While in the Army, Holman served his country for 11 years in Iraq and Afghanistan. Upon returning home, he launched a career as a corrections officer in Washtenaw County and began his undergraduate studies.

“The mindset with the Army is that when you accept your mission you put that at the forefront,” Holman said. “[Education] was my next priority and that’s where I focused.”

From there, Holman organized what he describes as his cast of supporters, which he believes is essential to growth. Holman’s cast included connections at OU, who helped him visualize how to meld his passion for helping others with his strength and interest in numbers.

“Oakland University is your own little community,” Holman said. “The willingness of the professors to really share their experiences with you from classes to aspirations. They’re very willing to sit down and talk about your experience, expectations and offer advice.”

Propelled by a lifelong “connection with numbers and math,” Holman initially leaned toward finance. An internship interview opened his eyes to people-centered economics, which then led him to business analytics.
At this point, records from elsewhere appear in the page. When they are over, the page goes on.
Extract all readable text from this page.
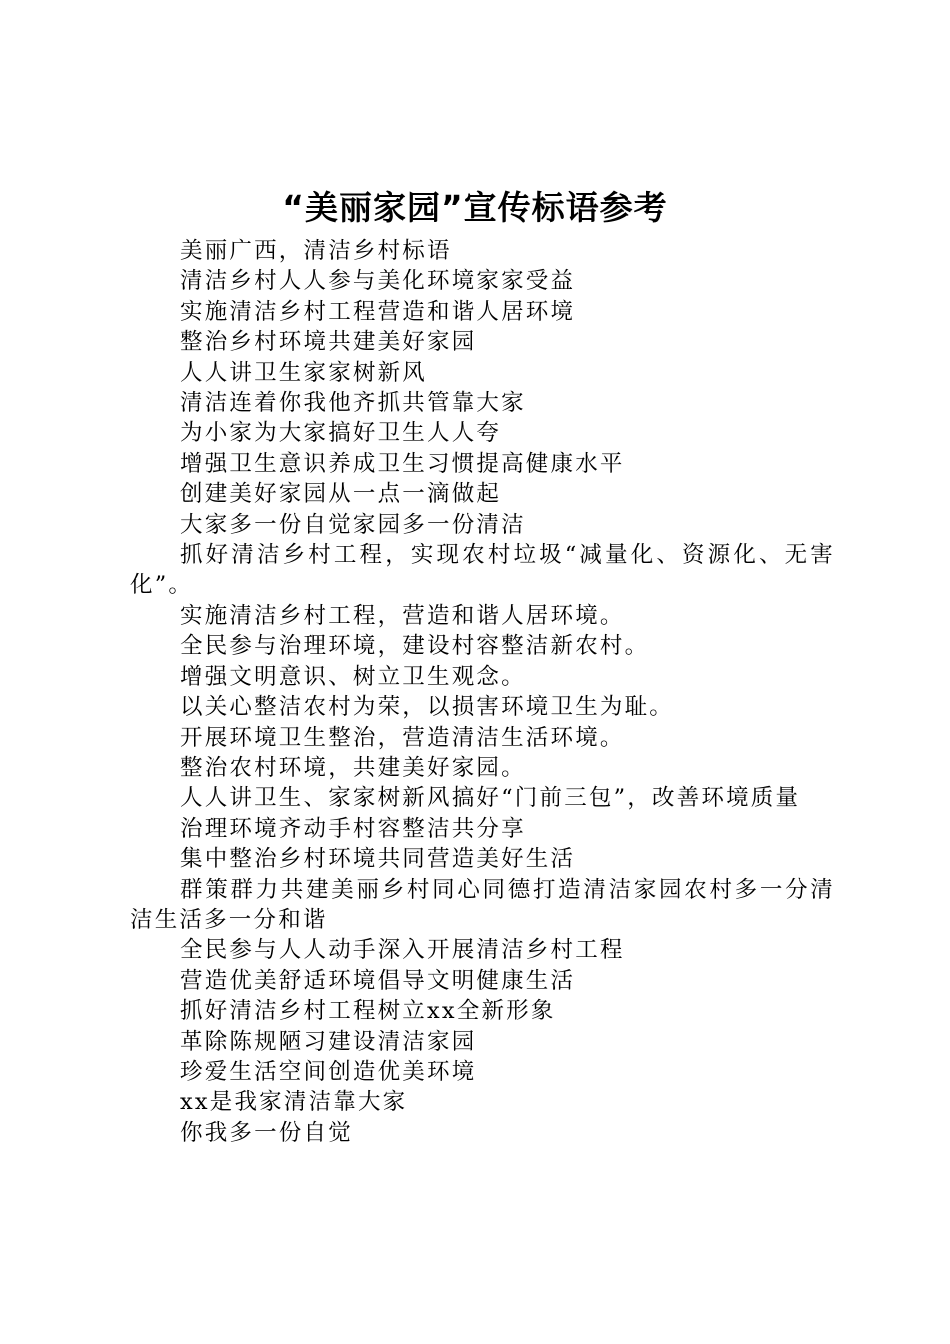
“美丽家园”宣传标语参考

美丽广西，清洁乡村标语

清洁乡村人人参与美化环境家家受益

实施清洁乡村工程营造和谐人居环境

整治乡村环境共建美好家园

人人讲卫生家家树新风

清洁连着你我他齐抓共管靠大家

为小家为大家搞好卫生人人夸

增强卫生意识养成卫生习惯提高健康水平

创建美好家园从一点一滴做起

大家多一份自觉家园多一份清洁

抓好清洁乡村工程，实现农村垃圾“减量化、资源化、无害化”。

实施清洁乡村工程，营造和谐人居环境。

全民参与治理环境，建设村容整洁新农村。

增强文明意识、树立卫生观念。

以关心整洁农村为荣，以损害环境卫生为耻。

开展环境卫生整治，营造清洁生活环境。

整治农村环境，共建美好家园。

人人讲卫生、家家树新风搞好“门前三包”，改善环境质量

治理环境齐动手村容整洁共分享

集中整治乡村环境共同营造美好生活

群策群力共建美丽乡村同心同德打造清洁家园农村多一分清洁生活多一分和谐

全民参与人人动手深入开展清洁乡村工程

营造优美舒适环境倡导文明健康生活

抓好清洁乡村工程树立xx全新形象

革除陈规陋习建设清洁家园

珍爱生活空间创造优美环境

xx是我家清洁靠大家

你我多一份自觉
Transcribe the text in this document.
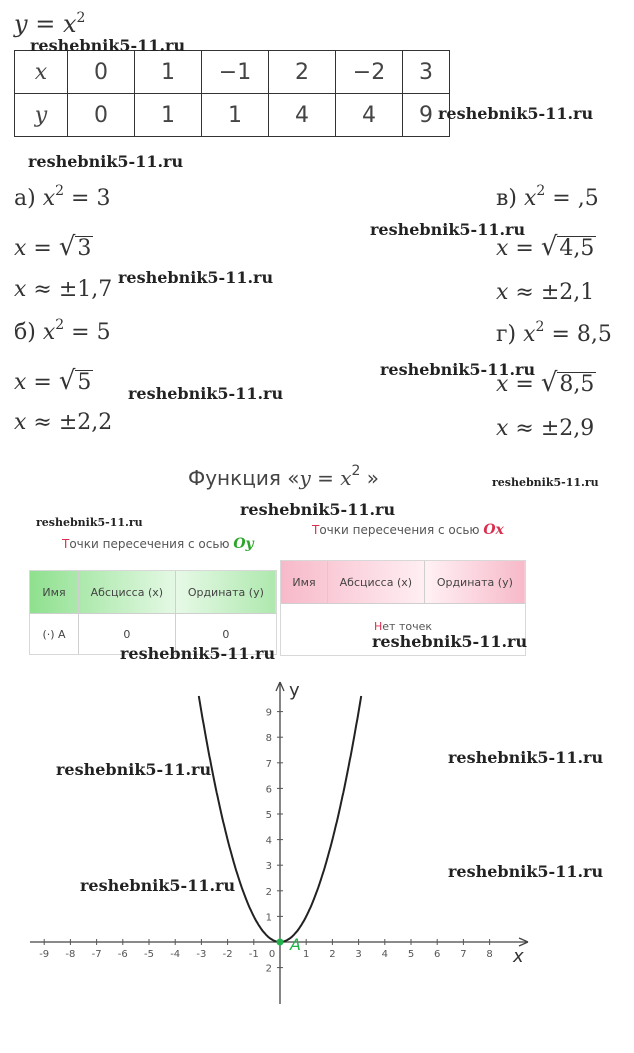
$y = x^2$
x	0	1	−1	2	−2	3
y	0	1	1	4	4	9
а) $x^2 = 3$
x = √3
x ≈ ±1,7
б) $x^2 = 5$
x = √5
x ≈ ±2,2
в) $x^2 = ,5$
x = √4,5
x ≈ ±2,1
г) $x^2 = 8,5$
x = √8,5
x ≈ ±2,9
Функция «$y = x^2$ »
Точки пересечения с осью Oy
Имя	Абсцисса (x)	Ордината (y)
(·) A	0	0
Точки пересечения с осью Ox
Имя	Абсцисса (x)	Ордината (y)
Нет точек
x
y
-9 -8 -7 -6 -5 -4 -3 -2 -1 0	1 2 3 4 5 6 7 8
9
8
7
6
5
4
3
2
1
2
A
reshebnik5-11.ru
reshebnik5-11.ru
reshebnik5-11.ru
reshebnik5-11.ru
reshebnik5-11.ru
reshebnik5-11.ru
reshebnik5-11.ru
reshebnik5-11.ru
reshebnik5-11.ru
reshebnik5-11.ru
reshebnik5-11.ru
reshebnik5-11.ru
reshebnik5-11.ru
reshebnik5-11.ru
reshebnik5-11.ru
reshebnik5-11.ru
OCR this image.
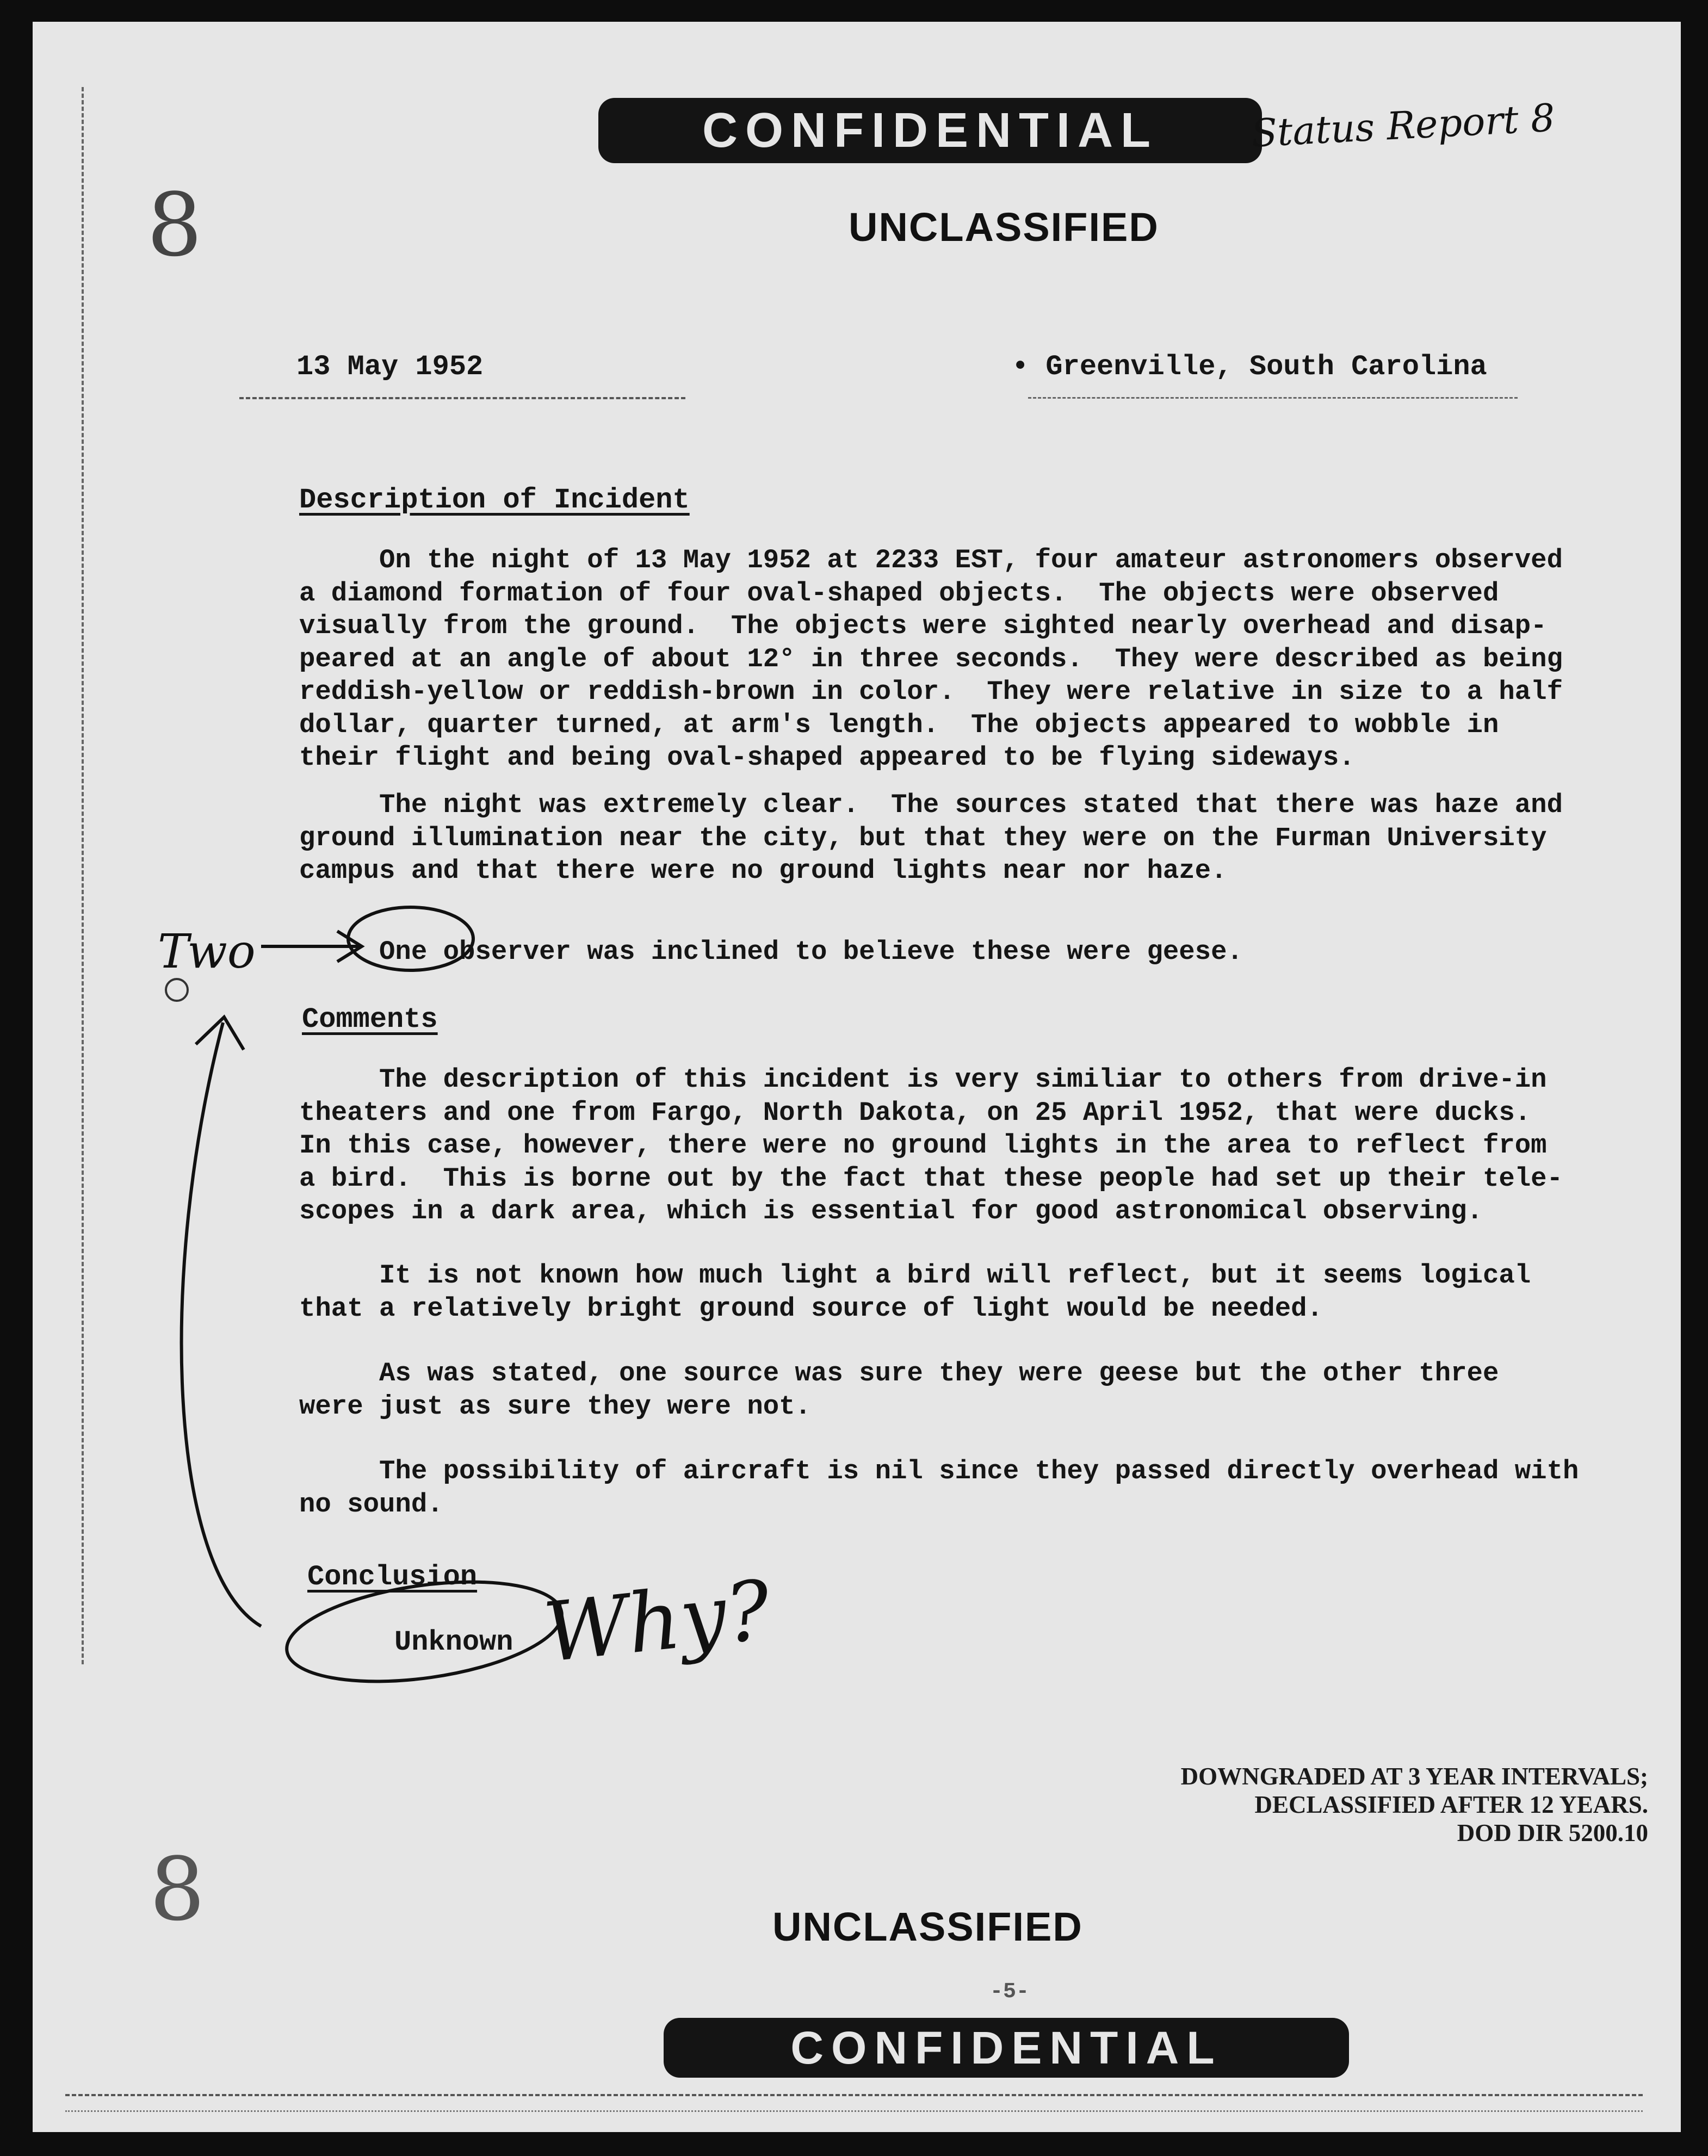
CONFIDENTIAL	Status Report 8
8	UNCLASSIFIED
13 May 1952	• Greenville, South Carolina
Description of Incident
On the night of 13 May 1952 at 2233 EST, four amateur astronomers observed
a diamond formation of four oval-shaped objects.  The objects were observed
visually from the ground.  The objects were sighted nearly overhead and disap-
peared at an angle of about 12° in three seconds.  They were described as being
reddish-yellow or reddish-brown in color.  They were relative in size to a half
dollar, quarter turned, at arm's length.  The objects appeared to wobble in
their flight and being oval-shaped appeared to be flying sideways.
The night was extremely clear.  The sources stated that there was haze and
ground illumination near the city, but that they were on the Furman University
campus and that there were no ground lights near nor haze.
One observer was inclined to believe these were geese.
Comments
The description of this incident is very similiar to others from drive-in
theaters and one from Fargo, North Dakota, on 25 April 1952, that were ducks.
In this case, however, there were no ground lights in the area to reflect from
a bird.  This is borne out by the fact that these people had set up their tele-
scopes in a dark area, which is essential for good astronomical observing.
It is not known how much light a bird will reflect, but it seems logical
that a relatively bright ground source of light would be needed.
As was stated, one source was sure they were geese but the other three
were just as sure they were not.
The possibility of aircraft is nil since they passed directly overhead with
no sound.
Conclusion
Unknown
Two
Why?
DOWNGRADED AT 3 YEAR INTERVALS;
DECLASSIFIED AFTER 12 YEARS.
DOD DIR 5200.10
8	UNCLASSIFIED
-5-
CONFIDENTIAL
Through his studies he researches numerical patterns in the economy — instead of individual organizations or companies — to directly help people.

“That’s always been my focus,” Holman said. “When I look at my purpose in life, what I do, I want to see how I improved or made a difference in regular people’s lives.”

With his mission in mind, Holman meticulously balanced full-time work and part-time studies, maintaining a 3.0 GPA to ensure military funding. Eager to accelerate his plan, Holman took a leave of absence in 2019 so he could attend OU full time.

“I left work to focus on my studies and make sure that I got good grades and understood the material… versus trying to juggle school around my work schedule,” Holman said.

His shift to full-time student wasn’t without risk. Now, his financial security relied solely on maintaining his GPA. A new child, global pandemic and divorce added unanticipated complexities.

Holman persevered with his mission. When he graduated with his bachelor’s degree in April, he became the first member of his family to earn a college degree.

He admits it isn’t always easy. But he is moving forward, keeping his daughter in mind each step of the way.

Now, Holman is focused on his next missions: being a positive influence on his daughter, earning his MSBA and putting his education to work as a part-time research assistant with the State of Michigan Occupational Employment Statistics Division.

“As a single parent, I work and attend graduate school,” said Holman. “Juggling it all is definitely an experience, but it’s my experience.”